Subsequence Matching and Analysis Problems for Formal Languages
Szilárd Zsolt Fazekas, Tore Koß, Florin Manea, Robert Mercaş, Timo Specht
TL;DR
This work studies subsequence-matching and analysis problems for languages given by grammars or automata, extending classical subsequence questions from strings to formal languages. It develops a general decidability framework with two conditions (H1 and H2) that yield decidability for CFLs, while proving undecidability for CSLs, and it provides efficient CFL algorithms for five subsequence-related problems. The results establish REG-like polynomial-time solvability for certain problems and an FPT algorithm in the alphabet size for exist_universal_largerthan_k, along with a polynomial-time method to decide universal-for-all_m and to compute iota_∀; it also introduces deterministic finite automata with translucent letters as an intermediate class with initial decidability/undecidability insights.

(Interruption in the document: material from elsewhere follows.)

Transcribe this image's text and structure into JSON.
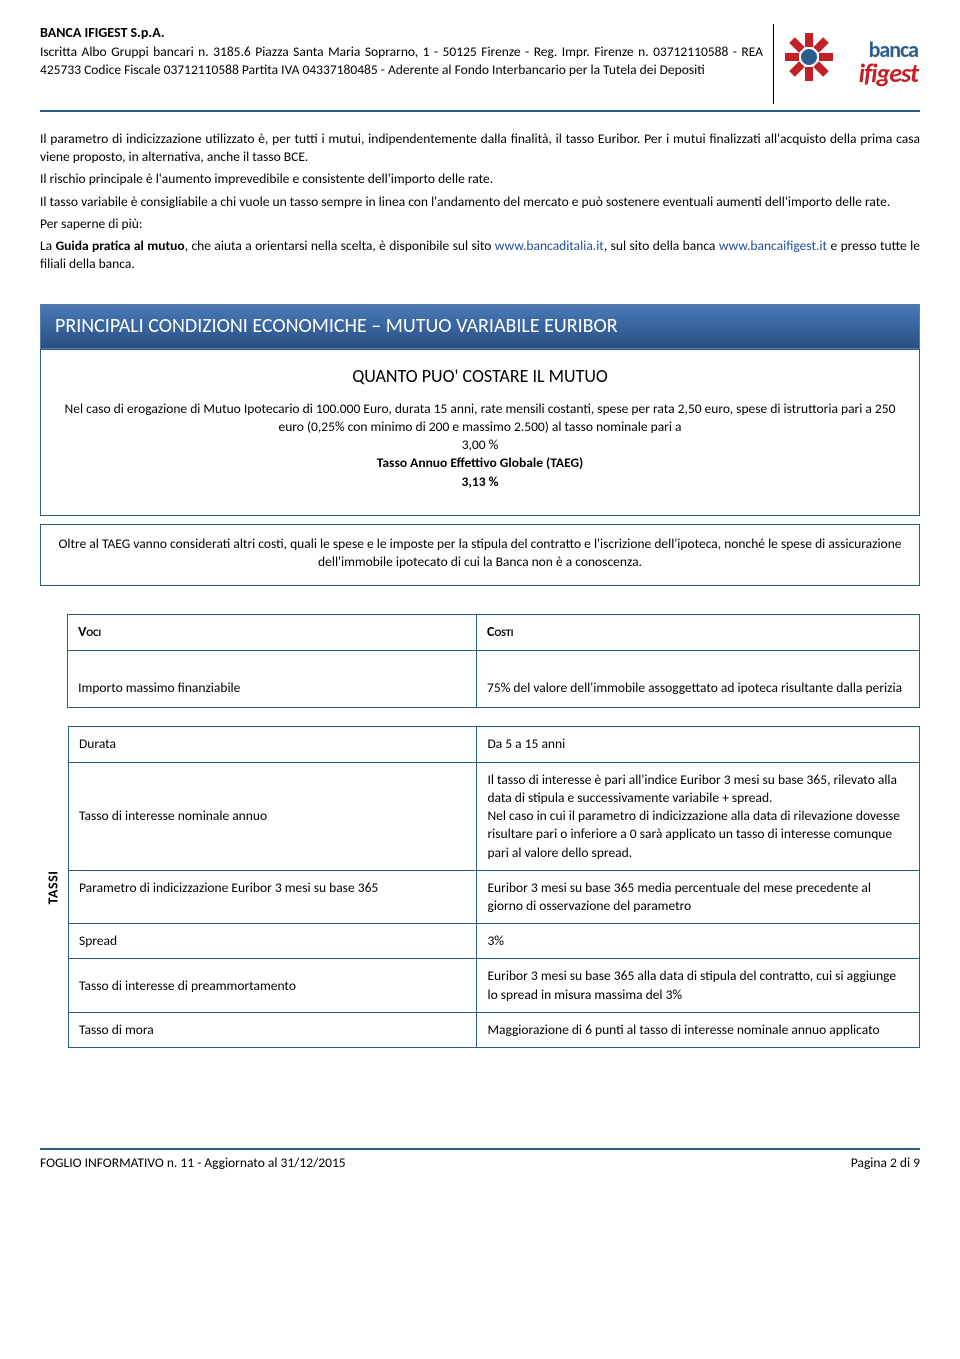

Finally, it discusses the boundary between decidable and undecidable cases and outlines future work toward intermediate language classes and downward-closure computations for TFAs, aiming to further map the Chomsky-hierarchy landscape in the context of subsequence analysis.
Abstract
In this paper, we study a series of algorithmic problems related to the subsequences occurring in the strings of a given language, under the assumption that this language is succinctly represented by a grammar generating it, or an automaton accepting it. In particular, we focus on the following problems: Given a string $w$ and a language $L$, does there exist a word of $L$ which has $w$ as subsequence? Do all words of $L$ have $w$ as a subsequence? Given an integer $k$ alongside $L$, does there exist a word of $L$ which has all strings of length $k$, over the alphabet of $L$, as subsequences? Do all words of $L$ have all strings of length $k$ as subsequences? For the last two problems, efficient algorithms were already presented in [Adamson et al., ISAAC 2023] for the case when $L$ is a regular language, and efficient solutions can be easily obtained for the first two problems. We extend that work as follows: we give sufficient conditions on the class of input-languages, under which these problems are decidable; we provide efficient algorithms for all these problems in the case when the input language is context-free; we show that all problems are undecidable for context-sensitive languages. Finally, we provide a series of initial results related to a class of languages that strictly includes the regular languages and is strictly included in the class of context-sensitive languages, but is incomparable to the of class context-free languages; these results deviate significantly from those reported for language-classes from the Chomsky hierarchy.